Last September, Tehran's prosecutor filed criminal charges against the "management" of Telegram, referring to allegations that the cloud-based service serves as a platform for child pornography and extremist content.

Telegram was founded in 2013 by the charismatic Russian internet entrepreneur Pavel Durov, an avowed libertarian who has battled demands from Russia's main security agency for the encryption keys to his service. For many voters, the service played a prominent role in the May 2017 presidential election. Top politicians and media outlets in Iran are among users of Telegram.

How the plan to raise cash with Gram works
The Telegram Open Network (TON), which is to host the Gram, will seek to decentralise online communication and digital payments. In a 23-page primer on the offering obtained by CoinDesk, TON is outlined as a blockchain protocol for the peer-to-peer movement of funds between users and for making purchases.

Telegram, it appears from the primer, is hoping to enable the secure exchange of micropayments among users and bots, which could be picked up in Central and West Asian countries for cross-border transactions.

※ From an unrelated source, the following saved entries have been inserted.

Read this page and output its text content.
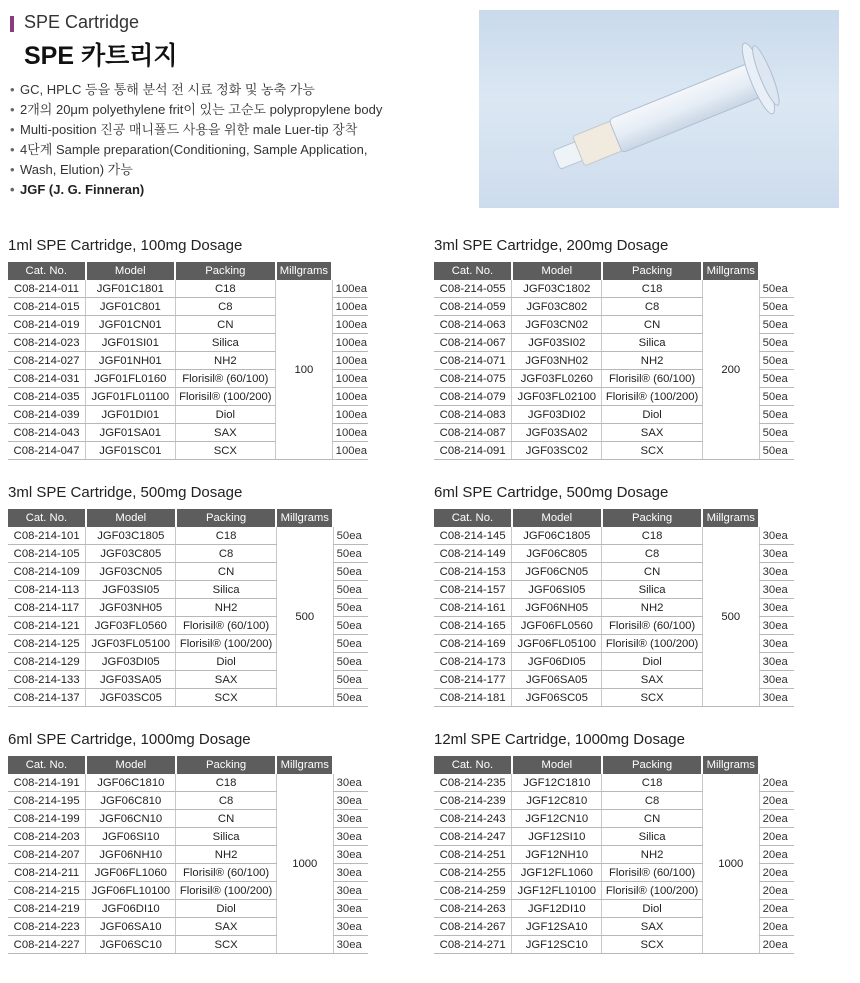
SPE Cartridge
SPE 카트리지
• GC, HPLC 등을 통해 분석 전 시료 정화 및 농축 가능
• 2개의 20μm polyethylene frit이 있는 고순도 polypropylene body
• Multi-position 진공 매니폴드 사용을 위한 male Luer-tip 장착
• 4단계 Sample preparation(Conditioning, Sample Application,
• Wash, Elution) 가능
• JGF (J. G. Finneran)
1ml SPE Cartridge, 100mg Dosage
Cat. No.	Model	Packing	Millgrams	
C08-214-011	JGF01C1801	C18	100	100ea
C08-214-015	JGF01C801	C8		100ea
C08-214-019	JGF01CN01	CN		100ea
C08-214-023	JGF01SI01	Silica		100ea
C08-214-027	JGF01NH01	NH2		100ea
C08-214-031	JGF01FL0160	Florisil® (60/100)		100ea
C08-214-035	JGF01FL01100	Florisil® (100/200)		100ea
C08-214-039	JGF01DI01	Diol		100ea
C08-214-043	JGF01SA01	SAX		100ea
C08-214-047	JGF01SC01	SCX		100ea
3ml SPE Cartridge, 200mg Dosage
Cat. No.	Model	Packing	Millgrams	
C08-214-055	JGF03C1802	C18	200	50ea
C08-214-059	JGF03C802	C8		50ea
C08-214-063	JGF03CN02	CN		50ea
C08-214-067	JGF03SI02	Silica		50ea
C08-214-071	JGF03NH02	NH2		50ea
C08-214-075	JGF03FL0260	Florisil® (60/100)		50ea
C08-214-079	JGF03FL02100	Florisil® (100/200)		50ea
C08-214-083	JGF03DI02	Diol		50ea
C08-214-087	JGF03SA02	SAX		50ea
C08-214-091	JGF03SC02	SCX		50ea
3ml SPE Cartridge, 500mg Dosage
Cat. No.	Model	Packing	Millgrams	
C08-214-101	JGF03C1805	C18	500	50ea
C08-214-105	JGF03C805	C8		50ea
C08-214-109	JGF03CN05	CN		50ea
C08-214-113	JGF03SI05	Silica		50ea
C08-214-117	JGF03NH05	NH2		50ea
C08-214-121	JGF03FL0560	Florisil® (60/100)		50ea
C08-214-125	JGF03FL05100	Florisil® (100/200)		50ea
C08-214-129	JGF03DI05	Diol		50ea
C08-214-133	JGF03SA05	SAX		50ea
C08-214-137	JGF03SC05	SCX		50ea
6ml SPE Cartridge, 500mg Dosage
Cat. No.	Model	Packing	Millgrams	
C08-214-145	JGF06C1805	C18	500	30ea
C08-214-149	JGF06C805	C8		30ea
C08-214-153	JGF06CN05	CN		30ea
C08-214-157	JGF06SI05	Silica		30ea
C08-214-161	JGF06NH05	NH2		30ea
C08-214-165	JGF06FL0560	Florisil® (60/100)		30ea
C08-214-169	JGF06FL05100	Florisil® (100/200)		30ea
C08-214-173	JGF06DI05	Diol		30ea
C08-214-177	JGF06SA05	SAX		30ea
C08-214-181	JGF06SC05	SCX		30ea
6ml SPE Cartridge, 1000mg Dosage
Cat. No.	Model	Packing	Millgrams	
C08-214-191	JGF06C1810	C18	1000	30ea
C08-214-195	JGF06C810	C8		30ea
C08-214-199	JGF06CN10	CN		30ea
C08-214-203	JGF06SI10	Silica		30ea
C08-214-207	JGF06NH10	NH2		30ea
C08-214-211	JGF06FL1060	Florisil® (60/100)		30ea
C08-214-215	JGF06FL10100	Florisil® (100/200)		30ea
C08-214-219	JGF06DI10	Diol		30ea
C08-214-223	JGF06SA10	SAX		30ea
C08-214-227	JGF06SC10	SCX		30ea
12ml SPE Cartridge, 1000mg Dosage
Cat. No.	Model	Packing	Millgrams	
C08-214-235	JGF12C1810	C18	1000	20ea
C08-214-239	JGF12C810	C8		20ea
C08-214-243	JGF12CN10	CN		20ea
C08-214-247	JGF12SI10	Silica		20ea
C08-214-251	JGF12NH10	NH2		20ea
C08-214-255	JGF12FL1060	Florisil® (60/100)		20ea
C08-214-259	JGF12FL10100	Florisil® (100/200)		20ea
C08-214-263	JGF12DI10	Diol		20ea
C08-214-267	JGF12SA10	SAX		20ea
C08-214-271	JGF12SC10	SCX		20ea
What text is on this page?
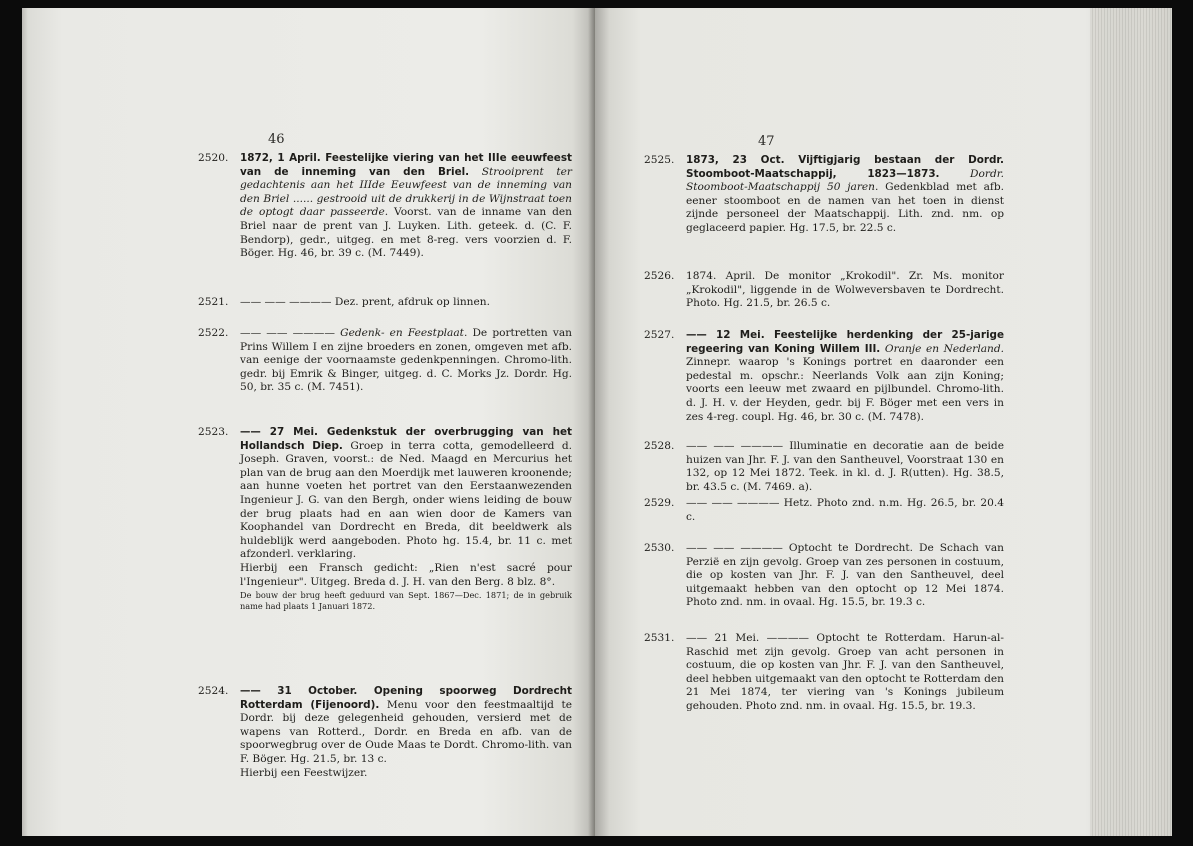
46
2520. 1872, 1 April. Feestelijke viering van het IIIe eeuwfeest van de inneming van den Briel. Strooiprent ter gedachtenis aan het IIIde Eeuwfeest van de inneming van den Briel ...... gestrooid uit de drukkerij in de Wijnstraat toen de optogt daar passeerde. Voorst. van de inname van den Briel naar de prent van J. Luyken. Lith. geteek. d. (C. F. Bendorp), gedr., uitgeg. en met 8-reg. vers voorzien d. F. Böger. Hg. 46, br. 39 c. (M. 7449).
2521. —— —— ———— Dez. prent, afdruk op linnen.
2522. —— —— ———— Gedenk- en Feestplaat. De portretten van Prins Willem I en zijne broeders en zonen, omgeven met afb. van eenige der voornaamste gedenkpenningen. Chromo-lith. gedr. bij Emrik & Binger, uitgeg. d. C. Morks Jz. Dordr. Hg. 50, br. 35 c. (M. 7451).
2523. —— 27 Mei. Gedenkstuk der overbrugging van het Hollandsch Diep. Groep in terra cotta, gemodelleerd d. Joseph. Graven, voorst.: de Ned. Maagd en Mercurius het plan van de brug aan den Moerdijk met lauweren kroonende; aan hunne voeten het portret van den Eerstaanwezenden Ingenieur J. G. van den Bergh, onder wiens leiding de bouw der brug plaats had en aan wien door de Kamers van Koophandel van Dordrecht en Breda, dit beeldwerk als huldeblijk werd aangeboden. Photo hg. 15.4, br. 11 c. met afzonderl. verklaring.
Hierbij een Fransch gedicht: „Rien n'est sacré pour l'Ingenieur". Uitgeg. Breda d. J. H. van den Berg. 8 blz. 8°.
De bouw der brug heeft geduurd van Sept. 1867—Dec. 1871; de in gebruik name had plaats 1 Januari 1872.
2524. —— 31 October. Opening spoorweg Dordrecht Rotterdam (Fijenoord). Menu voor den feestmaaltijd te Dordr. bij deze gelegenheid gehouden, versierd met de wapens van Rotterd., Dordr. en Breda en afb. van de spoorwegbrug over de Oude Maas te Dordt. Chromo-lith. van F. Böger. Hg. 21.5, br. 13 c.
Hierbij een Feestwijzer.
47
2525. 1873, 23 Oct. Vijftigjarig bestaan der Dordr. Stoomboot-Maatschappij, 1823—1873.	Dordr. Stoomboot-Maatschappij 50 jaren. Gedenkblad met afb. eener stoomboot en de namen van het toen in dienst zijnde personeel der Maatschappij. Lith. znd. nm. op geglaceerd papier. Hg. 17.5, br. 22.5 c.
2526. 1874. April. De monitor „Krokodil". Zr. Ms. monitor „Krokodil", liggende in de Wolweversbaven te Dordrecht. Photo. Hg. 21.5, br. 26.5 c.
2527. —— 12 Mei. Feestelijke herdenking der 25-jarige regeering van Koning Willem III. Oranje en Nederland. Zinnepr. waarop 's Konings portret en daaronder een pedestal m. opschr.: Neerlands Volk aan zijn Koning; voorts een leeuw met zwaard en pijlbundel. Chromo-lith. d. J. H. v. der Heyden, gedr. bij F. Böger met een vers in zes 4-reg. coupl. Hg. 46, br. 30 c. (M. 7478).
2528. —— —— ———— Illuminatie en decoratie aan de beide huizen van Jhr. F. J. van den Santheuvel, Voorstraat 130 en 132, op 12 Mei 1872. Teek. in kl. d. J. R(utten). Hg. 38.5, br. 43.5 c. (M. 7469. a).
2529. —— —— ———— Hetz. Photo znd. n.m. Hg. 26.5, br. 20.4 c.
2530. —— —— ———— Optocht te Dordrecht. De Schach van Perzië en zijn gevolg. Groep van zes personen in costuum, die op kosten van Jhr. F. J. van den Santheuvel, deel uitgemaakt hebben van den optocht op 12 Mei 1874. Photo znd. nm. in ovaal. Hg. 15.5, br. 19.3 c.
2531. —— 21 Mei. ———— Optocht te Rotterdam. Harun-al-Raschid met zijn gevolg. Groep van acht personen in costuum, die op kosten van Jhr. F. J. van den Santheuvel, deel hebben uitgemaakt van den optocht te Rotterdam den 21 Mei 1874, ter viering van 's Konings jubileum gehouden. Photo znd. nm. in ovaal. Hg. 15.5, br. 19.3.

To get things moving, Telegram expects to release 5bn Grams, with 4% reserved for the Telegram team. The plan is to sell 44% of the Grams during the ICO.

Pavel Durov’s brother, Nikolai Durov, is said to be the technical brains behind Telegram. He is promising an infinitely scalable version of the blockchain, the distributed ledger that is the basis for all cryptocurrency projects. 

On January 10, in another warning directed at the use of cryptocurrencies by Iranian traders, Central Bank of Iran (CBI) governor Valiollah Seif urged caution among the public when it comes to investing in cryptocurrencies. Seif said that the CBI “would not guarantee investment in Bitcoin” following several reports that Iranians had started moving into the currency, partly given the run on the Iranian rial (IRR) prompted by the nationwide protests a month ago.

The governor advised Iranian citizens to avoid such risky investments, especially given illegal tendering in evidence in Iran. He pointed out that Iran was not alone in warning of the risks of cryptocurrencies. Other central banks around the world have expressed similar caution.